I could sit right beside the fire pits, close enough to feel the heat bite, and all I felt was calm.

Then came the fire.

A brazier had tipped when a drunken guard had knocked it over, flames spilled across the straw mats, screams followed, one handler grabbed a bucket, another grabbed a whip, for what fucking purpose I could not say.

I didn't move.

I was sitting near the edge of my cage, the fire had reached me, touched my leg.

And nothing happened.

No pain, no blister, just warmth it was a comforting feeling, I was confused, how the fuck was I not burning? No one saw, I quickly got out of the way when a handler came and grabbed me.

Time passed quickly days seemed to go faster and the usual routine stayed the same nothing really changed.

And then the dreams began.

Not dreams of freedom or food or the mothers the other boys cried for, mine were darker.

I saw fire again, but not the kind that danced, this fire devoured, swallowed forests, melted stone, turned men into ash and dust.

And in the centre of it all was a dragon.

This wasn't like the dragons the handlers used to whisper about in their drunken ramblings, not regal, not noble, this one was ancient, its wings were torn, its scales jagged like shattered obsidian and its eyes, its eyes burned green, wild and bloodthirsty.

Then it roared.

A low, grinding sound rose from its throat, deep enough to make the ground tremble beneath me. It swelled, sharper and sharper, until it tore through the air like metal tearing.
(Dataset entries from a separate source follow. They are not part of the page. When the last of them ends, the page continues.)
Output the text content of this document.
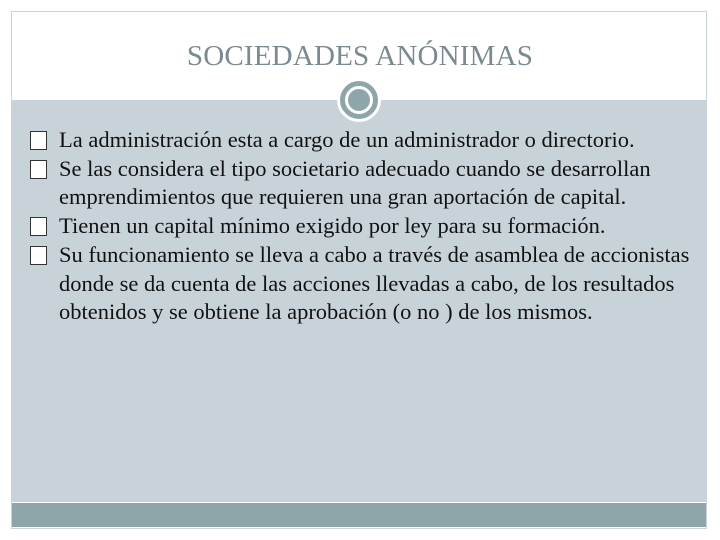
SOCIEDADES ANÓNIMAS
La administración esta a cargo de un administrador o directorio.
Se las considera el tipo societario adecuado cuando se desarrollan emprendimientos que requieren una gran aportación de capital.
Tienen un capital mínimo exigido por ley para su formación.
Su funcionamiento se lleva a cabo a través de asamblea de accionistas donde se da cuenta de las acciones llevadas a cabo, de los resultados obtenidos y se obtiene la aprobación (o no ) de los mismos.
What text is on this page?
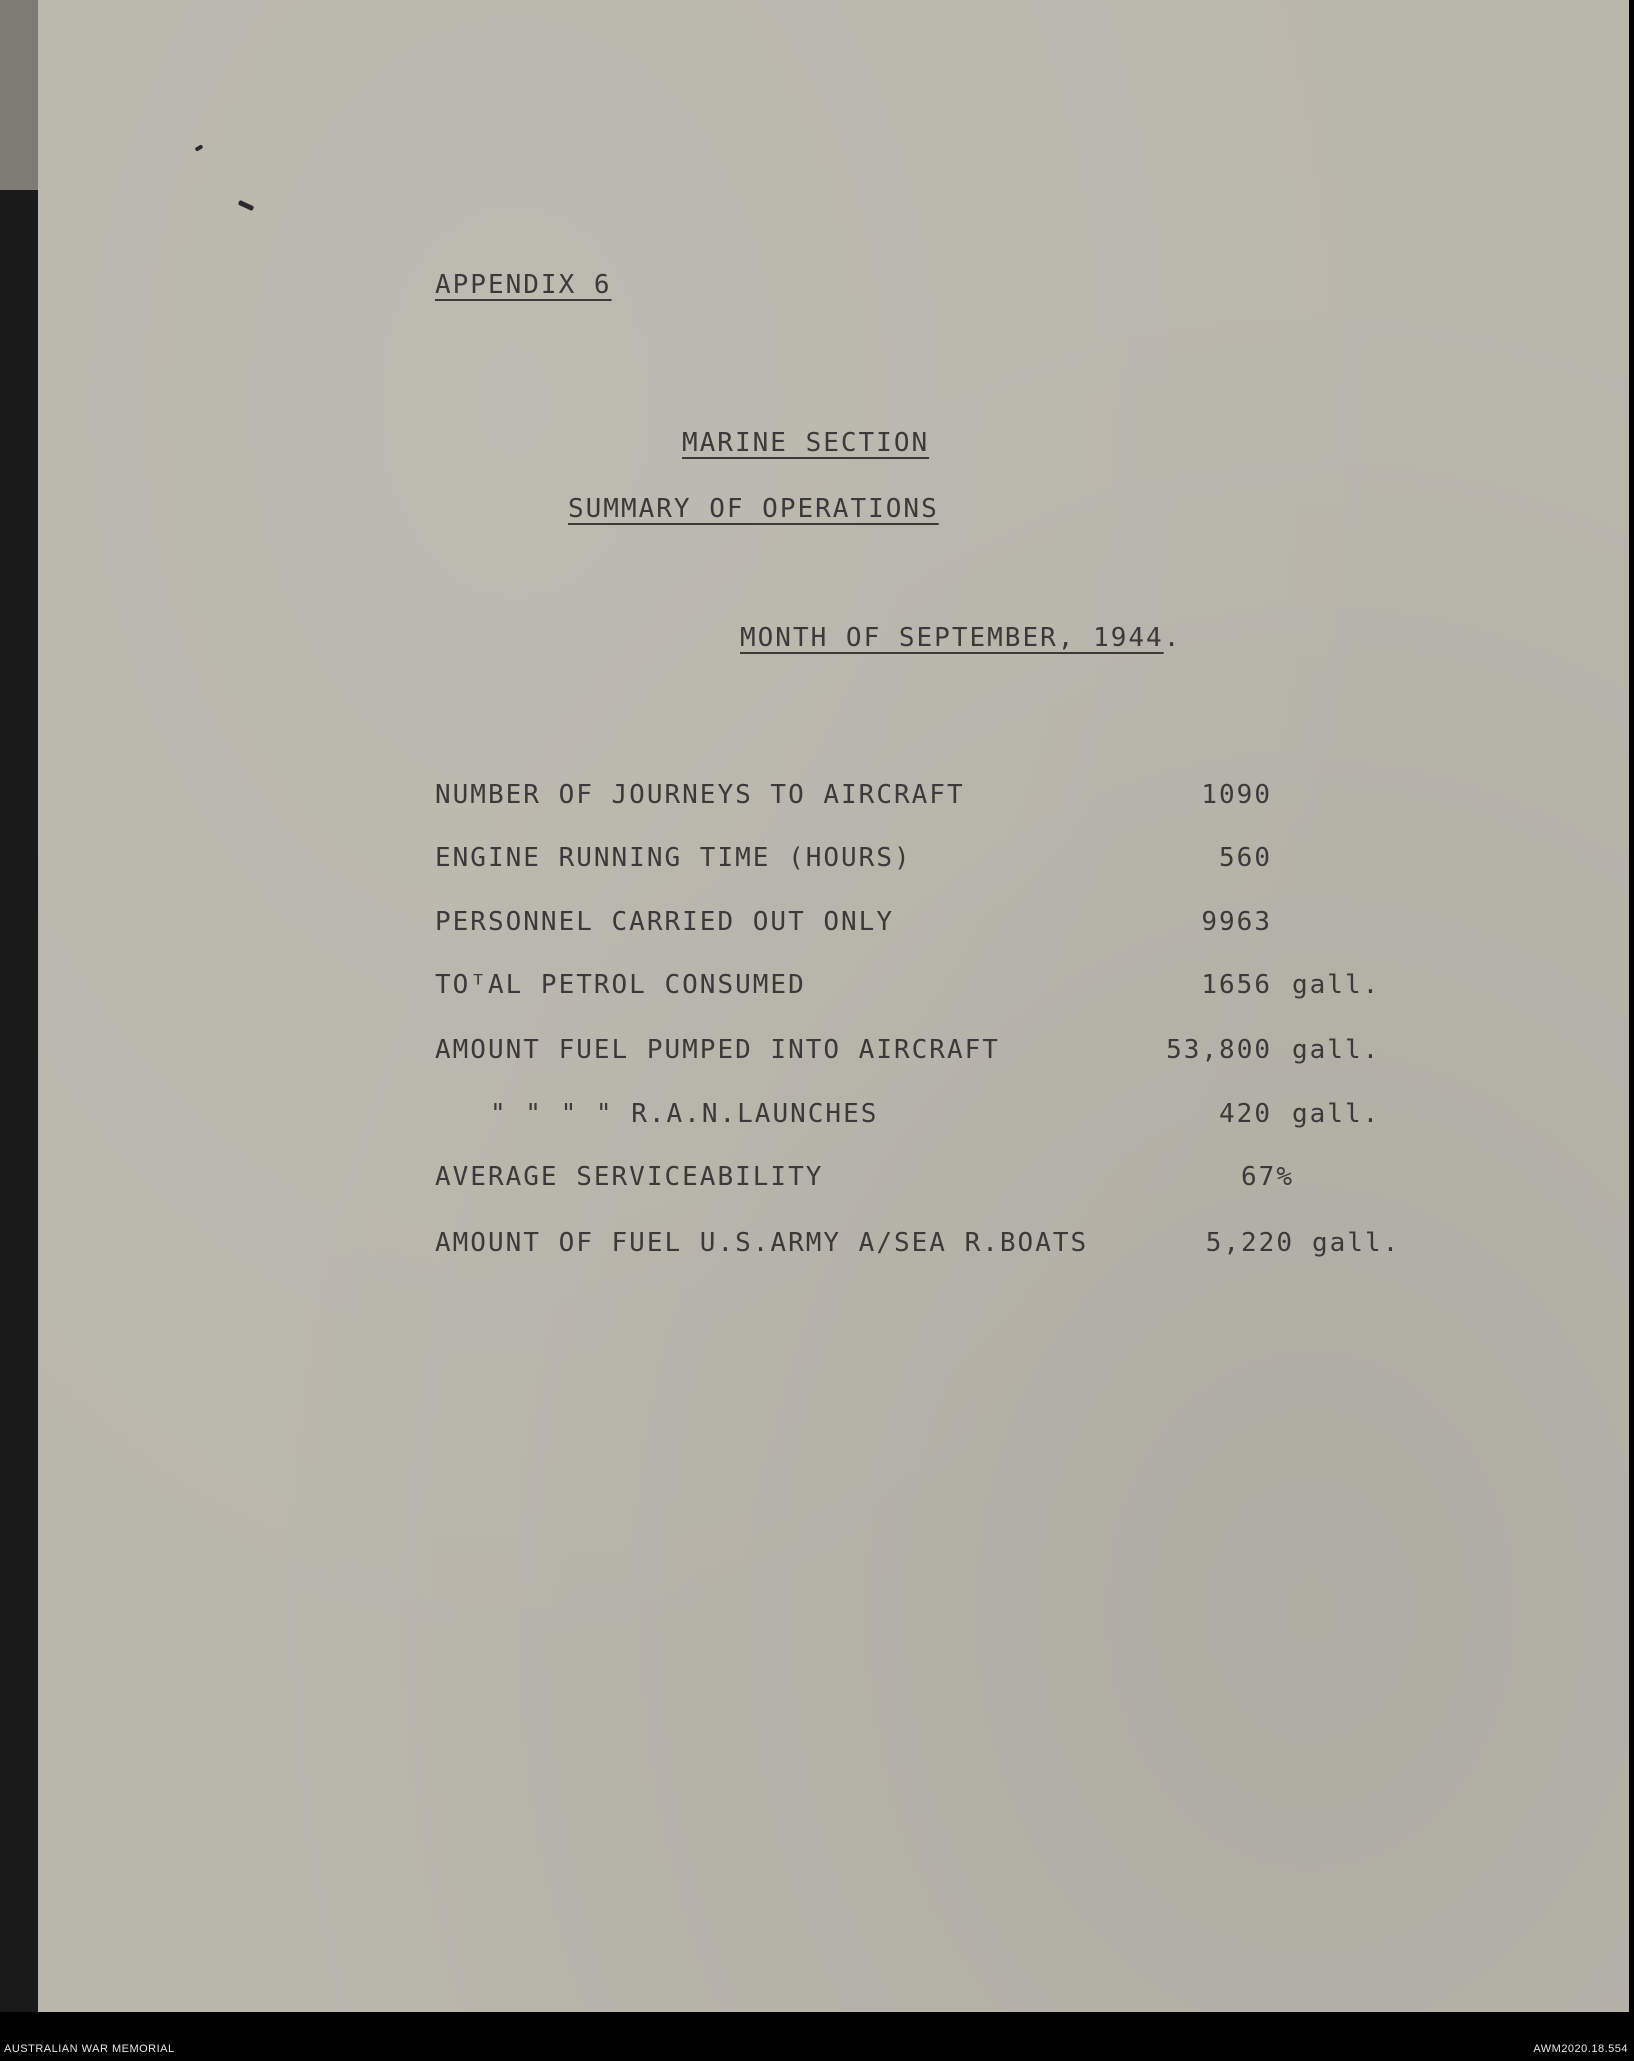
APPENDIX 6
MARINE SECTION
SUMMARY OF OPERATIONS
MONTH OF SEPTEMBER, 1944.
NUMBER OF JOURNEYS TO AIRCRAFT	1090
ENGINE RUNNING TIME (HOURS)	560
PERSONNEL CARRIED OUT ONLY	9963
TOᵀAL PETROL CONSUMED	1656 gall.
AMOUNT FUEL PUMPED INTO AIRCRAFT	53,800 gall.
" " " " R.A.N.LAUNCHES	420 gall.
AVERAGE SERVICEABILITY	67%
AMOUNT OF FUEL U.S.ARMY A/SEA R.BOATS	5,220 gall.
AUSTRALIAN WAR MEMORIAL	AWM2020.18.554
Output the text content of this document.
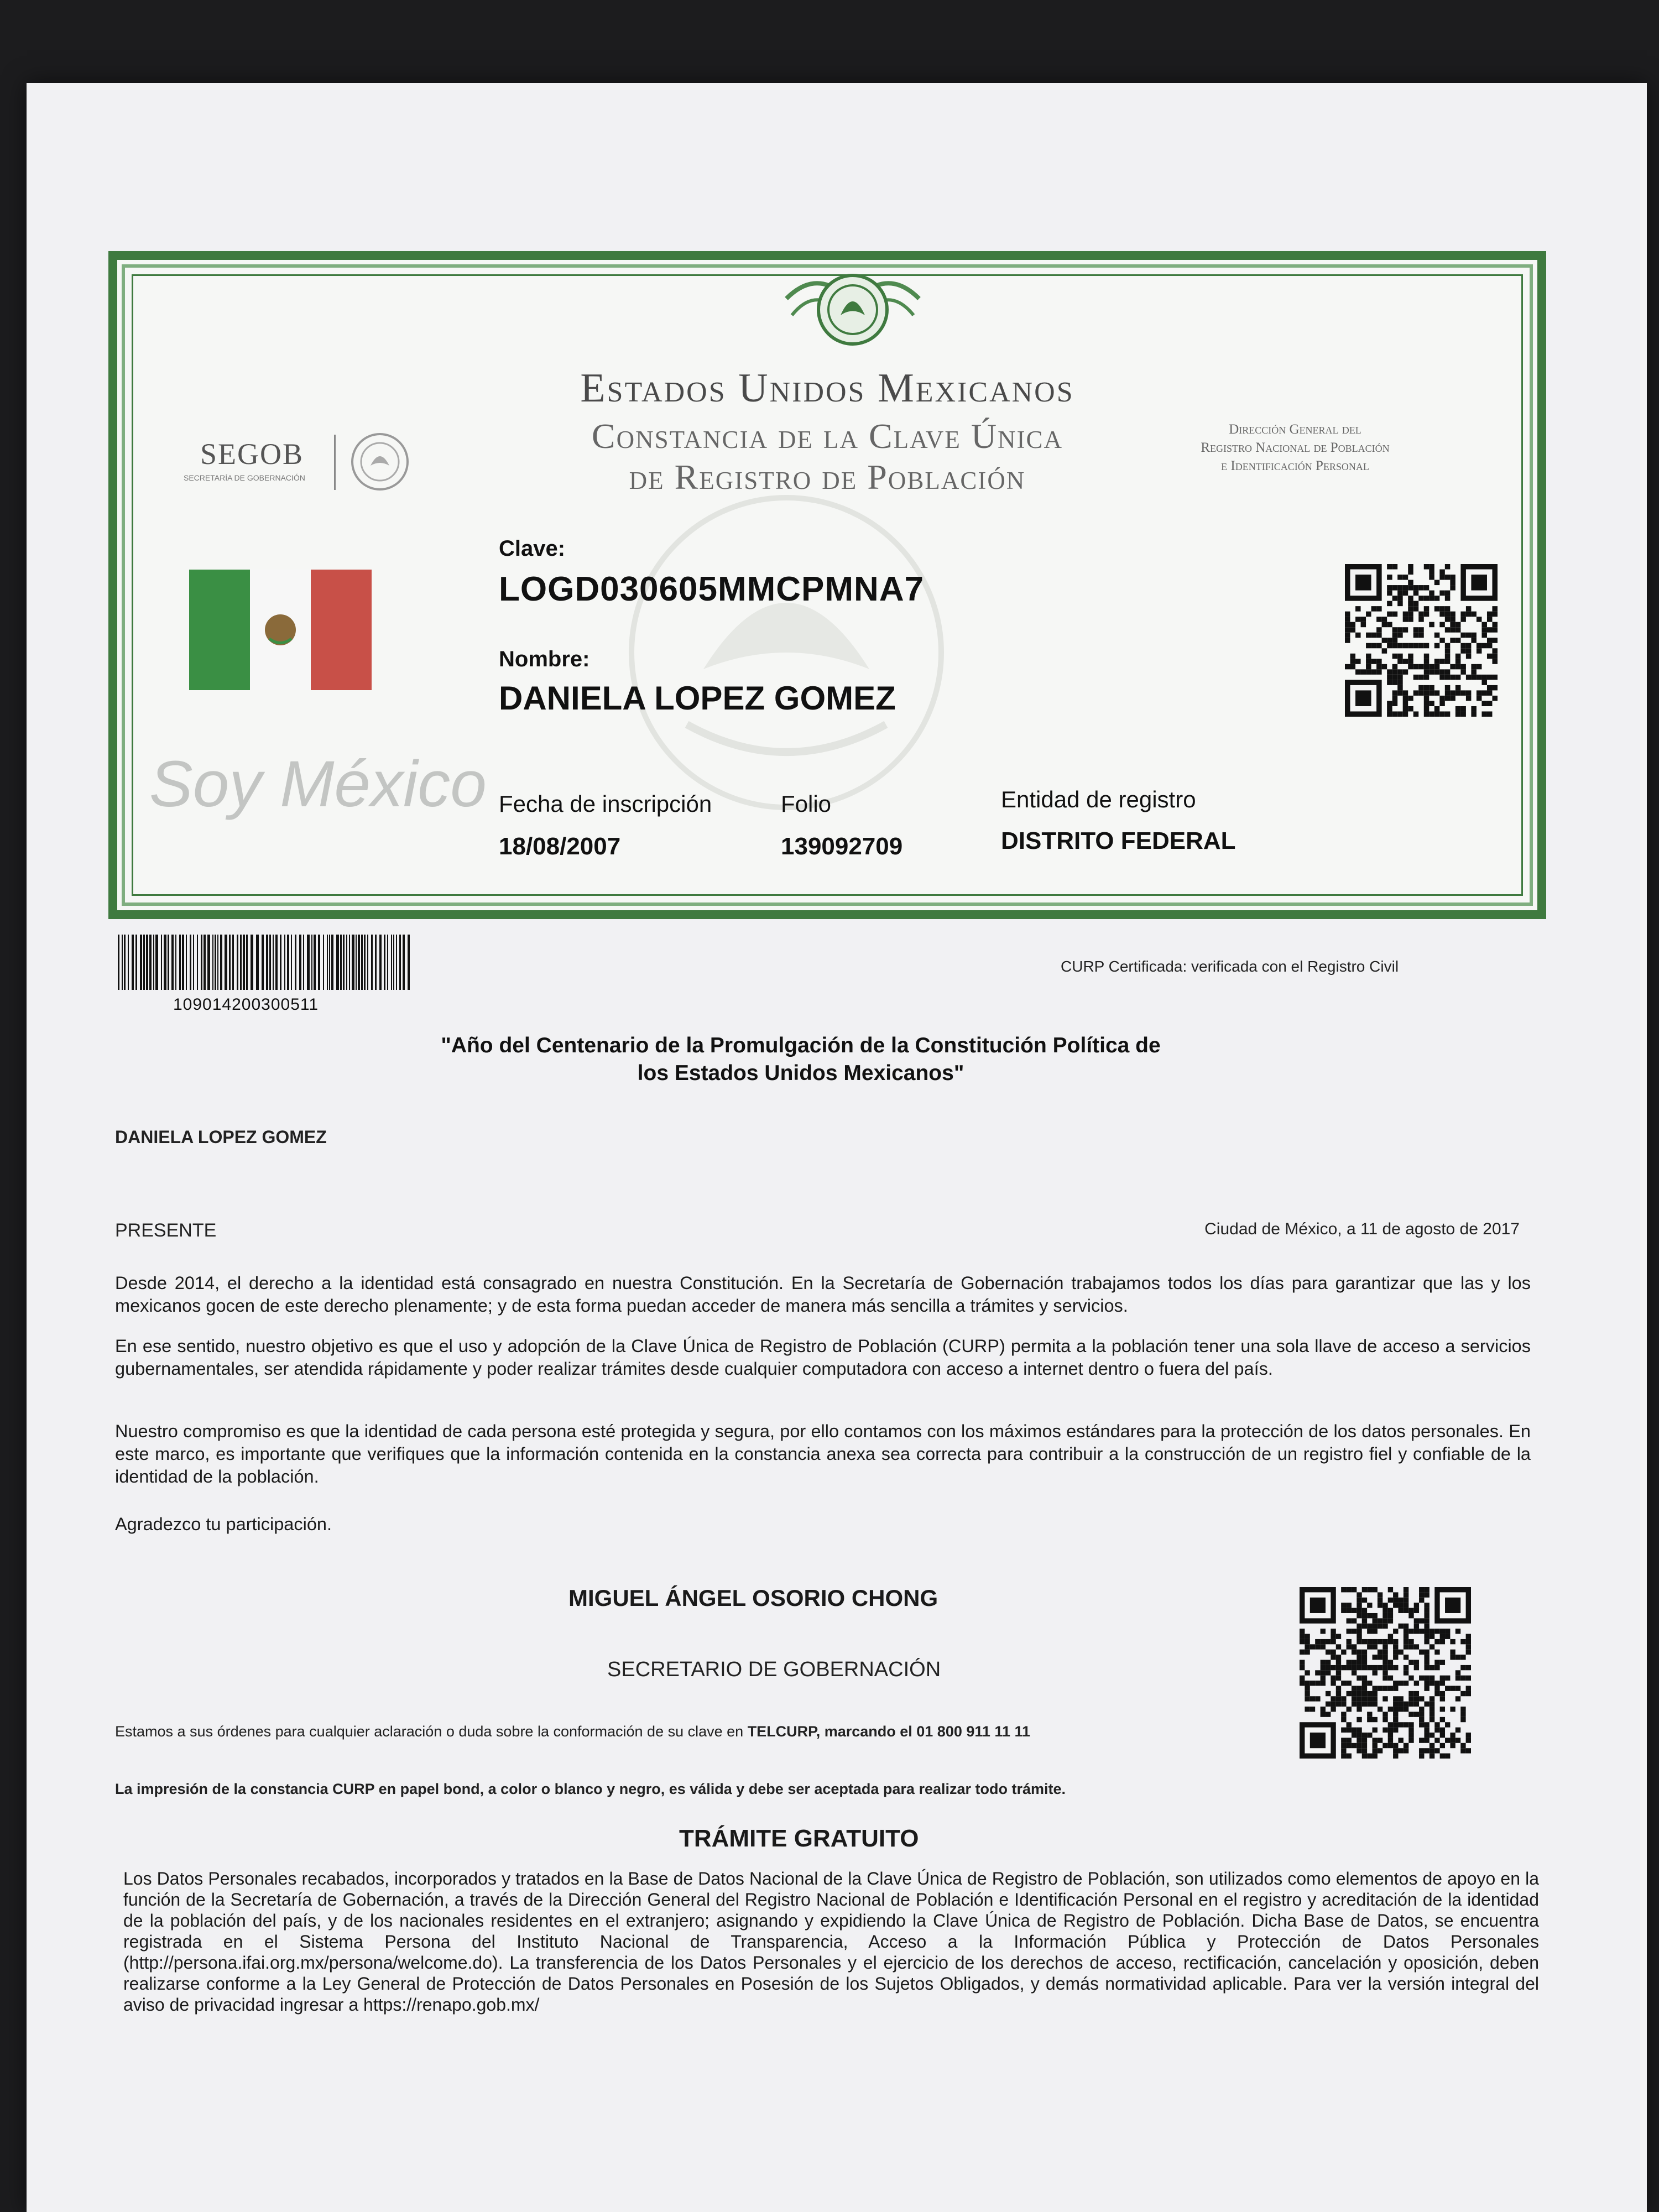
Estados Unidos Mexicanos
Constancia de la Clave Única
de Registro de Población
SEGOB
SECRETARÍA DE GOBERNACIÓN
Dirección General del
Registro Nacional de Población
e Identificación Personal
Soy México
Clave:
LOGD030605MMCPMNA7
Nombre:
DANIELA LOPEZ GOMEZ
Fecha de inscripción
18/08/2007
Folio
139092709
Entidad de registro
DISTRITO FEDERAL
109014200300511
CURP Certificada: verificada con el Registro Civil
"Año del Centenario de la Promulgación de la Constitución Política de
los Estados Unidos Mexicanos"
DANIELA LOPEZ GOMEZ
PRESENTE	Ciudad de México, a 11 de agosto de 2017
Desde 2014, el derecho a la identidad está consagrado en nuestra Constitución. En la Secretaría de Gobernación trabajamos todos los días para garantizar que las y los mexicanos gocen de este derecho plenamente; y de esta forma puedan acceder de manera más sencilla a trámites y servicios.
En ese sentido, nuestro objetivo es que el uso y adopción de la Clave Única de Registro de Población (CURP) permita a la población tener una sola llave de acceso a servicios gubernamentales, ser atendida rápidamente y poder realizar trámites desde cualquier computadora con acceso a internet dentro o fuera del país.
Nuestro compromiso es que la identidad de cada persona esté protegida y segura, por ello contamos con los máximos estándares para la protección de los datos personales. En este marco, es importante que verifiques que la información contenida en la constancia anexa sea correcta para contribuir a la construcción de un registro fiel y confiable de la identidad de la población.
Agradezco tu participación.
MIGUEL ÁNGEL OSORIO CHONG
SECRETARIO DE GOBERNACIÓN
Estamos a sus órdenes para cualquier aclaración o duda sobre la conformación de su clave en TELCURP, marcando el 01 800 911 11 11
La impresión de la constancia CURP en papel bond, a color o blanco y negro, es válida y debe ser aceptada para realizar todo trámite.
TRÁMITE GRATUITO
Los Datos Personales recabados, incorporados y tratados en la Base de Datos Nacional de la Clave Única de Registro de Población, son utilizados como elementos de apoyo en la función de la Secretaría de Gobernación, a través de la Dirección General del Registro Nacional de Población e Identificación Personal en el registro y acreditación de la identidad de la población del país, y de los nacionales residentes en el extranjero; asignando y expidiendo la Clave Única de Registro de Población. Dicha Base de Datos, se encuentra registrada en el Sistema Persona del Instituto Nacional de Transparencia, Acceso a la Información Pública y Protección de Datos Personales (http://persona.ifai.org.mx/persona/welcome.do). La transferencia de los Datos Personales y el ejercicio de los derechos de acceso, rectificación, cancelación y oposición, deben realizarse conforme a la Ley General de Protección de Datos Personales en Posesión de los Sujetos Obligados, y demás normatividad aplicable. Para ver la versión integral del aviso de privacidad ingresar a https://renapo.gob.mx/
It didn't fly, It was hunting.

I saw it tear through castles, I saw it crush knights in gleaming armour, I saw it land in a field of ash and fire.

And I saw myself.

I stood in the fire, untouched, the flames curled around me as if they were dancing. The dragon circled me, snarling, smoke billowing from its jaws.

But it didn't strike.

It lowered its head.

I woke up gasping, drenched in sweat, my cage was cold, but I wasn't, I was burning inside.

The dreams kept coming, each one darker and more insistent I didn't understand them, not yet, but I knew they weren't just dreams.

They felt like pulls, as if something ancient had reached through and found me.